L’école maternelle dans le collimateur de la réforme

 

 

 

“Qu’est-ce qu’on doit attendre de l’école maternelle? Faut-il scolariser les enfants dès l’âge de deux ans ? Faut-il faire évoluer l’organisation de la maternelle ? Faut-il renforcer le rôle de préparation au CP de la grande section de maternelle ? Est-ce le même métier en maternelle et en primaire ? En particulier faut-il un professeur des écoles recruté à bac + 3 pour encadrer de jeunes enfants de deux et trois ans ? ».

 

Le moins qu’on puisse dire, c’est que les questions relatives à l’école maternelle dans le cadre du grand débat sont orientées et laissent présager de ce que nos gouvernants veulent en faire.

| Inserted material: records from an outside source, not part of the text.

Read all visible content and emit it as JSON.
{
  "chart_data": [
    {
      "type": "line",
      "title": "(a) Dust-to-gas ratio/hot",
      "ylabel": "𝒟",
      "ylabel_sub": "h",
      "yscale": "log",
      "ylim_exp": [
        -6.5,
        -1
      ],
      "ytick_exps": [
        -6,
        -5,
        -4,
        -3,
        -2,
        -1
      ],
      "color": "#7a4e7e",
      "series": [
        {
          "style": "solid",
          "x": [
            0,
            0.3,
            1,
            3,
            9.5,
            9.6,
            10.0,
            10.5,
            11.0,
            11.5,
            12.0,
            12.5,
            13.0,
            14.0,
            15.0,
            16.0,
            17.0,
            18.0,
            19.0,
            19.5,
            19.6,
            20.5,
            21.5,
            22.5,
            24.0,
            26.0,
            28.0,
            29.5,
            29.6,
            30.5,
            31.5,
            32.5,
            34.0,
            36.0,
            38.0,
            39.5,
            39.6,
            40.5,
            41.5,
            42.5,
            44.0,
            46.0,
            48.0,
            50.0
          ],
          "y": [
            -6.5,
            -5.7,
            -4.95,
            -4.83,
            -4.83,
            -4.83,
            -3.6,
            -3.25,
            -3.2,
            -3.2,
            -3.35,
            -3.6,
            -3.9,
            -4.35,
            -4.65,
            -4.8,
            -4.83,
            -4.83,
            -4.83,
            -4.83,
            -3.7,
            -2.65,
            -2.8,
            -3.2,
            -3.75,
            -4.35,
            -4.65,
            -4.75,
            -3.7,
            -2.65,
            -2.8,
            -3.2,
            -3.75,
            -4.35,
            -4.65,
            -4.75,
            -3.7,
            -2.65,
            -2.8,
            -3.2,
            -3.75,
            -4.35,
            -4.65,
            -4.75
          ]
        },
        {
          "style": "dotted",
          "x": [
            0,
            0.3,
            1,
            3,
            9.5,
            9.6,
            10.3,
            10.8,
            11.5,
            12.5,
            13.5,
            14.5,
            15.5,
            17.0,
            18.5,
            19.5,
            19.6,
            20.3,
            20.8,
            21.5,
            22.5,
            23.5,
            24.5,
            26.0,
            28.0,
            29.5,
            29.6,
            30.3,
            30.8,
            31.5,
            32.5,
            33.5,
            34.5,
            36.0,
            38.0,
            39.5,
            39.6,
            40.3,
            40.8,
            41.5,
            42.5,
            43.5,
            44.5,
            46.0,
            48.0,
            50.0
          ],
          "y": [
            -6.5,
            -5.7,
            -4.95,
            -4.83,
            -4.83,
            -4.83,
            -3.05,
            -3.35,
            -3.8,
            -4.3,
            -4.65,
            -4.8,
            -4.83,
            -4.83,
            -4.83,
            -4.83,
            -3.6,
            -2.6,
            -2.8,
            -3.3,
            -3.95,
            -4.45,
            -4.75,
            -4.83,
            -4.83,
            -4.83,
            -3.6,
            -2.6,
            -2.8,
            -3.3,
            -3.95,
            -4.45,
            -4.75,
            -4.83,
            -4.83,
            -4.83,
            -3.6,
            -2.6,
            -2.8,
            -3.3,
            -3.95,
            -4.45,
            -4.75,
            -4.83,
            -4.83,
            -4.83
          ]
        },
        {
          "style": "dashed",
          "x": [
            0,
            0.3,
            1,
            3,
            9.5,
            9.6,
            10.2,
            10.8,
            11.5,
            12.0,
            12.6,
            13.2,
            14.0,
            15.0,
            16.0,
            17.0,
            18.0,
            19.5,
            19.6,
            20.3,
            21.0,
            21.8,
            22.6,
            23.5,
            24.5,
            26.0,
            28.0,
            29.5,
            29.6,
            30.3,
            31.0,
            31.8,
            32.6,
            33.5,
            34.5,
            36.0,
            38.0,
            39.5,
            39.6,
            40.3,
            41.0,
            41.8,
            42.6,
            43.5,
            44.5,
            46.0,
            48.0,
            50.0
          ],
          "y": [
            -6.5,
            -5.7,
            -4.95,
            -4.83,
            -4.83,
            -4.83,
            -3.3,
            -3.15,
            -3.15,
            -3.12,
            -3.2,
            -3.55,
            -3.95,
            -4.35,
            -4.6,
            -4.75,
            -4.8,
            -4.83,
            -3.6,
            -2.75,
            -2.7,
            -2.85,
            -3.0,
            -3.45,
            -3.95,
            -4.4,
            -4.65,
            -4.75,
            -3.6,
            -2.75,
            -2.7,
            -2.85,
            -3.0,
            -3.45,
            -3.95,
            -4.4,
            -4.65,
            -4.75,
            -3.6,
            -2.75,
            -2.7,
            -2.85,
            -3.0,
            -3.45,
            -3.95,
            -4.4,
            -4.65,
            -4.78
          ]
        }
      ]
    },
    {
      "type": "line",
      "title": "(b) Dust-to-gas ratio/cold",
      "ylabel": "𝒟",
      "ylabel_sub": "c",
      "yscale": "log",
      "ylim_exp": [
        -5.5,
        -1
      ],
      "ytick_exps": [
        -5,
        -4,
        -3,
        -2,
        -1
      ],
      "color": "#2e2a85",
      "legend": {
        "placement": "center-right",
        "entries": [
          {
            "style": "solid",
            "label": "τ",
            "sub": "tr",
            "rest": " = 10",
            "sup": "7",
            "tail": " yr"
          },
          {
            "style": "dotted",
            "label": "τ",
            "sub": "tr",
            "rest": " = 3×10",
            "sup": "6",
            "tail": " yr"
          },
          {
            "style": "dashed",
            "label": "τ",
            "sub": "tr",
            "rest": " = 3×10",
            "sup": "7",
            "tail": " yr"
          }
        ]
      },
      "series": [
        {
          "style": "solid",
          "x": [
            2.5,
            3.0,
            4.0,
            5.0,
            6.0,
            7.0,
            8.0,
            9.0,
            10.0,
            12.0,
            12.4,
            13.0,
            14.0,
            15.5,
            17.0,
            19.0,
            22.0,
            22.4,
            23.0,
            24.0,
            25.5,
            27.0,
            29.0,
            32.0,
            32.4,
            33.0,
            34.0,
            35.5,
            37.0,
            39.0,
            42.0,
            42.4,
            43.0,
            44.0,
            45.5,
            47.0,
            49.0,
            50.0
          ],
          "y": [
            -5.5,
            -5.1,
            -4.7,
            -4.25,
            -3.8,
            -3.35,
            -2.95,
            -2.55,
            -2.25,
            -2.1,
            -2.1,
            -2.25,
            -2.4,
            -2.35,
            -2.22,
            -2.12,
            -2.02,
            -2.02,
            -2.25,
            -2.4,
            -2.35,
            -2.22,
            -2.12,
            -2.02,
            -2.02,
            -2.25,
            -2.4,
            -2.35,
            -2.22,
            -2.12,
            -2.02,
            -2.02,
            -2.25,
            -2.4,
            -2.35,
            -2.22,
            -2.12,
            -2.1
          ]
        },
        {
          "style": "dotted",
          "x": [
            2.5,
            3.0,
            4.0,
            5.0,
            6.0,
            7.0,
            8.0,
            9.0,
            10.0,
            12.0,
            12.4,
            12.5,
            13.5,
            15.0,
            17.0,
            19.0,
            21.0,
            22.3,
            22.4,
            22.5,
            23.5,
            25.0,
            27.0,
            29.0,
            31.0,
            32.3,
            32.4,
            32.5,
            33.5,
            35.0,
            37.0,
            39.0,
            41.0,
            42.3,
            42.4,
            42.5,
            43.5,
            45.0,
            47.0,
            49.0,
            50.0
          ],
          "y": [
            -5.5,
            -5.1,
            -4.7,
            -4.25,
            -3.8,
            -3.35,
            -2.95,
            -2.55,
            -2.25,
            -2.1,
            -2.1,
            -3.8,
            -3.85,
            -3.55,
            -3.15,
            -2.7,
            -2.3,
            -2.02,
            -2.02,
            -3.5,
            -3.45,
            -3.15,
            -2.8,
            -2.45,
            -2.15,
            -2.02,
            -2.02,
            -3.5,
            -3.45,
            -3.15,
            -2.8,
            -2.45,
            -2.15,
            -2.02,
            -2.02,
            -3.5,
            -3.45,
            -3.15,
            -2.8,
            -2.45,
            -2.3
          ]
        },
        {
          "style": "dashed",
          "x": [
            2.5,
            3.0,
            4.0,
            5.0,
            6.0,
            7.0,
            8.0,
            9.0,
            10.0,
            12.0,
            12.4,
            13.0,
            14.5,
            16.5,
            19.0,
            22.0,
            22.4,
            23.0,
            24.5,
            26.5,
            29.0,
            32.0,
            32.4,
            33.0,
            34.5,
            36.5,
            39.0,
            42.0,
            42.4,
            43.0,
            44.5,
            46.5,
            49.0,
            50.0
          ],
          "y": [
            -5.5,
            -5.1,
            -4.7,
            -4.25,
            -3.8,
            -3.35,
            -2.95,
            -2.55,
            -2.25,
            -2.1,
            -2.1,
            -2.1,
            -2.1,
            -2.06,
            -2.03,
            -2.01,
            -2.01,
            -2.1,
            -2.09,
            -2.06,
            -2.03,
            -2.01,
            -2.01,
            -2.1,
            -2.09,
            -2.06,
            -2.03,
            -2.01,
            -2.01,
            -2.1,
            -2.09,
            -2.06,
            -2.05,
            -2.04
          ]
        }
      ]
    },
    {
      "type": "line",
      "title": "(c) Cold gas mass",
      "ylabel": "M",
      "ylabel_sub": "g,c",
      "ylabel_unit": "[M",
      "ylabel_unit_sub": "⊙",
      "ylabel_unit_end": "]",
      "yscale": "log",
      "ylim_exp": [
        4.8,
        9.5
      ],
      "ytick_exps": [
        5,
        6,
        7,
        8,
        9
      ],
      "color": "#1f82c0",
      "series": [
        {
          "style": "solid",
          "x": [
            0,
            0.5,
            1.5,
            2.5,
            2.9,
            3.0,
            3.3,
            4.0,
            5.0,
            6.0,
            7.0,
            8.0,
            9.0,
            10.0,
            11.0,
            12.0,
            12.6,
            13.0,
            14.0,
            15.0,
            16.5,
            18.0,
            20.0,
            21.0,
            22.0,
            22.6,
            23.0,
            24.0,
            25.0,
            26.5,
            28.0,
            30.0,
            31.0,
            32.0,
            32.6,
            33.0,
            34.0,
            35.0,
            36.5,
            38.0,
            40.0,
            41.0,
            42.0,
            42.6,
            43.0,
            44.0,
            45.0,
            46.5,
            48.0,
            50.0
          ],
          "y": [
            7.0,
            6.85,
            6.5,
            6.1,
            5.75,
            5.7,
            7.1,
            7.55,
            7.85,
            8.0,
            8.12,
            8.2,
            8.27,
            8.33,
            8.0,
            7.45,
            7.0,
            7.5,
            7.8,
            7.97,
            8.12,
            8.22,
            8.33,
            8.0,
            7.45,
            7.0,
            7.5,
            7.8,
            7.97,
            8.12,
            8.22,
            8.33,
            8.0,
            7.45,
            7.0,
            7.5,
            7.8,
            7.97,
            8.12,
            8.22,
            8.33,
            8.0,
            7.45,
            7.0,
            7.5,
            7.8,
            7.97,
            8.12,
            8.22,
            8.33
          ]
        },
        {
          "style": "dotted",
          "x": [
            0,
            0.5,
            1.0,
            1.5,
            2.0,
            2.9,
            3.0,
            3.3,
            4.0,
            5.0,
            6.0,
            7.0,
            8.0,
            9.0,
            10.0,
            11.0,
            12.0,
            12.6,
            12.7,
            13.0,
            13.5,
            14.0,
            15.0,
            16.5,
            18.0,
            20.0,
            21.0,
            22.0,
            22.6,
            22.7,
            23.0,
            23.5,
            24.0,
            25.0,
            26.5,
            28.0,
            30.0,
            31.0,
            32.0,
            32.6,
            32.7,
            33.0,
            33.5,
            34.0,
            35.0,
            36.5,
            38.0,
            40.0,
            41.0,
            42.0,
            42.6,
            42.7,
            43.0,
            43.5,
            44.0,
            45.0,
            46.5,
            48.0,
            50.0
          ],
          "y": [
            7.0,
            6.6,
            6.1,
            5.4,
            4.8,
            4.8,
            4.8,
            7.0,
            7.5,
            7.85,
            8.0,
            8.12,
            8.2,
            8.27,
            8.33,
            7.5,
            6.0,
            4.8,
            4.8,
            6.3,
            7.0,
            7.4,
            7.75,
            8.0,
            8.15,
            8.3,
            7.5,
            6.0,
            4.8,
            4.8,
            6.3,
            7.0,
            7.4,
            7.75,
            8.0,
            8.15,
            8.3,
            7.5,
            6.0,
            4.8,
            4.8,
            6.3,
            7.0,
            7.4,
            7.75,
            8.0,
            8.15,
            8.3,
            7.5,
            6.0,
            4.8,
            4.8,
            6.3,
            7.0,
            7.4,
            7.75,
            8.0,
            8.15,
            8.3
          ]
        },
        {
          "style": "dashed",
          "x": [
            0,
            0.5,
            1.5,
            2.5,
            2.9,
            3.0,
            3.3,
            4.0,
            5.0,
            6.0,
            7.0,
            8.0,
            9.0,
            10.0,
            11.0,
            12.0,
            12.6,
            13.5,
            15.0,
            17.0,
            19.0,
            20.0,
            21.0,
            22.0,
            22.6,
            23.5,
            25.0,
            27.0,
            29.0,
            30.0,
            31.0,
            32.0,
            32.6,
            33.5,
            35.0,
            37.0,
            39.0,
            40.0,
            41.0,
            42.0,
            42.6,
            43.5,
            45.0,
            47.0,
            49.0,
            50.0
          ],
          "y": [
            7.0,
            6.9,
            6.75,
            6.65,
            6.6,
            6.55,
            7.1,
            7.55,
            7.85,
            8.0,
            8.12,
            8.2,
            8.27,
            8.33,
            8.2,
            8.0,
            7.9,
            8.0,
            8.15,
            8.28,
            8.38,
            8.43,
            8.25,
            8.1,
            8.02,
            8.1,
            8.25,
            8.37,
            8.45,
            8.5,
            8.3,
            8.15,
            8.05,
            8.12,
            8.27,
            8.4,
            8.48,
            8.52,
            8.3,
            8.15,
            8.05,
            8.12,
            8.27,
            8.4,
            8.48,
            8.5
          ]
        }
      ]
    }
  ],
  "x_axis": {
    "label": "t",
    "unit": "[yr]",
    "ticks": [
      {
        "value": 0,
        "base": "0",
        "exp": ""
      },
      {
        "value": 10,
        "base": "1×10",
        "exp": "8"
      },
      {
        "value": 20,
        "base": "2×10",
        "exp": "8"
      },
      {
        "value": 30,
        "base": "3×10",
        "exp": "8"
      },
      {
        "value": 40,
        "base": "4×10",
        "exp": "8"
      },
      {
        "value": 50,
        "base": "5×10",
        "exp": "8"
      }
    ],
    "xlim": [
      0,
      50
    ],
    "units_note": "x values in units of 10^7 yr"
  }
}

D’ailleurs, le terrain est préparé par toute une série de déclarations qui sont sans ambiguïté et qui ne s’embarrassent pas de fioritures pour tenter de démolir ce qui constitue l’un des plus beaux fleurons de notre système scolaire.

 

A commencer par le ministre délégué à l’enseignement scolaire qui déclarait le 4 novembre dernier à l’Assemblée nationale :

“Dans notre pays, 32 % des enfants sont pré-scolarisés à deux ans. Or toutes les observations montrent que cette pré-scolarisation bénéficie surtout aux enfants des familles de cadres, ainsi qu’aux enfants d’immigrés, et n’a pas d’impact sur la suite de la scolarisation…”

 

 

À propos de la mise en place des commissions départementales de l’accueil des jeunes enfants de 0 à 6 ans.

 

Le Snudi FO avait déjà tiré la sonnette d’alarme  lors de la publication du décret du 1er août 2000 modifiant le Code de la santé publique pour organiser le développement de “structures d’accueil de la petite enfance de 0 à 6 ans“ mettant ainsi l’école maternelle publique et gratuite en concurrence avec d’autres structures décentralisées de garde de la petite enfance.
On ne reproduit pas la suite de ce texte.